Hi,
I am using software based VLANs for a management network and to separate departments. This part works fine, however, the issue I am having is certain broadcasts and multicasts seems to be escaping the VLANs are appearing on the untagged network.
Here is a simple config from a RB750GL running ROS 6.39.2
/interface bridge
add name=bridge1
/interface vlan
add interface=bridge1 name=vlan10 vlan-id=10
/interface bridge port
add bridge=bridge1 interface=ether1
add bridge=bridge1 interface=ether2
add bridge=bridge1 interface=ether3
add bridge=bridge1 interface=ether4
add bridge=bridge1 interface=ether5
/ip address
add address=192.168.100.1/24 interface=vlan10 network=192.168.100.0
add address=192.168.88.1/24 interface=bridge1 network=192.168.88.0
In this config, I can have everything unplugged except for my computer. Then I open WinBox and within 15 seconds I will see an entry for 192.168.100.1 on the Neighbors tab of WinBox. However, I can’t access it by IP but MAC telnet works fine. Also, when I run Wireshark on my network I see a lot of entries for CDP packets from other devices on VLANs I shouldn’t be seeing.

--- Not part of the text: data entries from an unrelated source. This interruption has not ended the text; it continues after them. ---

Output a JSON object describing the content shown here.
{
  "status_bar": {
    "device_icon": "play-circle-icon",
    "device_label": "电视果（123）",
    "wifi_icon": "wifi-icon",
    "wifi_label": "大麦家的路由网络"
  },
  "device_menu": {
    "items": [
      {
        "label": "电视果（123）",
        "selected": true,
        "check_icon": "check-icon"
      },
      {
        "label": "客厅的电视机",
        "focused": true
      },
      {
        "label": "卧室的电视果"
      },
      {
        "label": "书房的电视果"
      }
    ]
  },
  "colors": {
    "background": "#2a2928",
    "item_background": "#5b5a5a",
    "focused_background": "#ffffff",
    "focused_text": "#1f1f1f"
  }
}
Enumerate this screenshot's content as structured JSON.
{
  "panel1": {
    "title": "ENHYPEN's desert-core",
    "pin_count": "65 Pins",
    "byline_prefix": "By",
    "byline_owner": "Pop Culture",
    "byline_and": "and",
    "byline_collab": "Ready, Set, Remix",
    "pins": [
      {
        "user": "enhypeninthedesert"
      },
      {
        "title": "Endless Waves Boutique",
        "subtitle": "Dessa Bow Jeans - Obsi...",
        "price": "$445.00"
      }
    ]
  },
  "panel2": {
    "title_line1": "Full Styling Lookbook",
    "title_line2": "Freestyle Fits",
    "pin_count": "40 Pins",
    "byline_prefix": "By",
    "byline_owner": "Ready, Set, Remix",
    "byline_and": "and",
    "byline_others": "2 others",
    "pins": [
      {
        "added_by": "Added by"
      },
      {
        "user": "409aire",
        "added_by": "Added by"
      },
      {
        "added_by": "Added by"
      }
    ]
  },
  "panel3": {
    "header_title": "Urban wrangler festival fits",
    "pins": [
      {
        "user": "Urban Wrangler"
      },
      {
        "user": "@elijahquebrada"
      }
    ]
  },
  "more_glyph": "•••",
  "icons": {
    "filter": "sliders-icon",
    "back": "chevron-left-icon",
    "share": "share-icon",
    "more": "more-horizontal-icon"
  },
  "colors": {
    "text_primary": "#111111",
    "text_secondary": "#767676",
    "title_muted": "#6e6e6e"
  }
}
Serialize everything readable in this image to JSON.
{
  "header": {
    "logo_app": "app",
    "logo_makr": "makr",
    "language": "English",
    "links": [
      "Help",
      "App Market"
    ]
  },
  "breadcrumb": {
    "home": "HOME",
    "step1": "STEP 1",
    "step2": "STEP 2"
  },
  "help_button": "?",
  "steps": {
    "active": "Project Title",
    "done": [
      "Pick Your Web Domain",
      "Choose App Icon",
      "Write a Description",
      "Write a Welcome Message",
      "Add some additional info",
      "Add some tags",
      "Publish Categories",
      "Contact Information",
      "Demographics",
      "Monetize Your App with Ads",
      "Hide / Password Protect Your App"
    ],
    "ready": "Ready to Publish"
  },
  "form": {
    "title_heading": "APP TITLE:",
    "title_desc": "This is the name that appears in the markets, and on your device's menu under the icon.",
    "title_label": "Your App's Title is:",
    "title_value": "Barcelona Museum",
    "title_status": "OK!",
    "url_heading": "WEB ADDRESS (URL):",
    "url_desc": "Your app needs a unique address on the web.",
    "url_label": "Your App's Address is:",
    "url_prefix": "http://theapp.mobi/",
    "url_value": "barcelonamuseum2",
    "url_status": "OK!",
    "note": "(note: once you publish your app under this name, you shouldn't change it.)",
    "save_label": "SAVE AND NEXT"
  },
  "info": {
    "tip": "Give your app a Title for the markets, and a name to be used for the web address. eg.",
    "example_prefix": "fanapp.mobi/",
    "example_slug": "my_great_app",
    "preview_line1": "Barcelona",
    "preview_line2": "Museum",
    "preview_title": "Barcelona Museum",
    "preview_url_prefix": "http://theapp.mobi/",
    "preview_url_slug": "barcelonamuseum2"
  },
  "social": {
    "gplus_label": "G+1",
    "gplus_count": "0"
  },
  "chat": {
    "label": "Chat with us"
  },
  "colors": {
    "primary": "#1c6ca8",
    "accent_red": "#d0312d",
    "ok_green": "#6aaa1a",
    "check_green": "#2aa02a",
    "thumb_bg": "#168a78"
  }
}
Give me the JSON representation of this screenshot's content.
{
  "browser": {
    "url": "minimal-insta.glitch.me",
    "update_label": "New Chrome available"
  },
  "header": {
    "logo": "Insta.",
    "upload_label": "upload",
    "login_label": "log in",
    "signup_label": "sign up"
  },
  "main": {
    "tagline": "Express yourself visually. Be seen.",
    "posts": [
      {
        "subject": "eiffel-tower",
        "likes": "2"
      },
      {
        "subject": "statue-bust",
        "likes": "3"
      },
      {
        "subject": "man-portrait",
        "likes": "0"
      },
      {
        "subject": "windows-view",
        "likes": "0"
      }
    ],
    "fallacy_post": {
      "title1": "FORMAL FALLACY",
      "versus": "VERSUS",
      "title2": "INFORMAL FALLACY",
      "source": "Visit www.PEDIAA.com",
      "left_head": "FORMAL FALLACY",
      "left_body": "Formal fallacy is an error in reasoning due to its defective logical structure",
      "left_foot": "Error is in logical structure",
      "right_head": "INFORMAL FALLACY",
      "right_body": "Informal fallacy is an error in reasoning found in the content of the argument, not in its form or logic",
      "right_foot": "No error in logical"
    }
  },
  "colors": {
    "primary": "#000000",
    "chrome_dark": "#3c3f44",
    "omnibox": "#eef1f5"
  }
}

This isn’t an issue when I assign the VLAN to a specific Ethernet port and I have another MikroTik plugged into that port that also has the same VLAN assigned to that port. The problem is that I cannot do this on a large scale since my network is spread between buildings. Everything is on the same physical network and separated by VLANs.
A couple questions:
- Is this normal behavior, if not, can it be fixed by a bridge or firewall filter or some other setting?
- Besides filling my Neighbors tab on WinBox with entries that I shouldn’t be able to see and I can’t log into, can this network traffic affect my main network in any way?
- Is there a better method I should be using that will meet my requirements?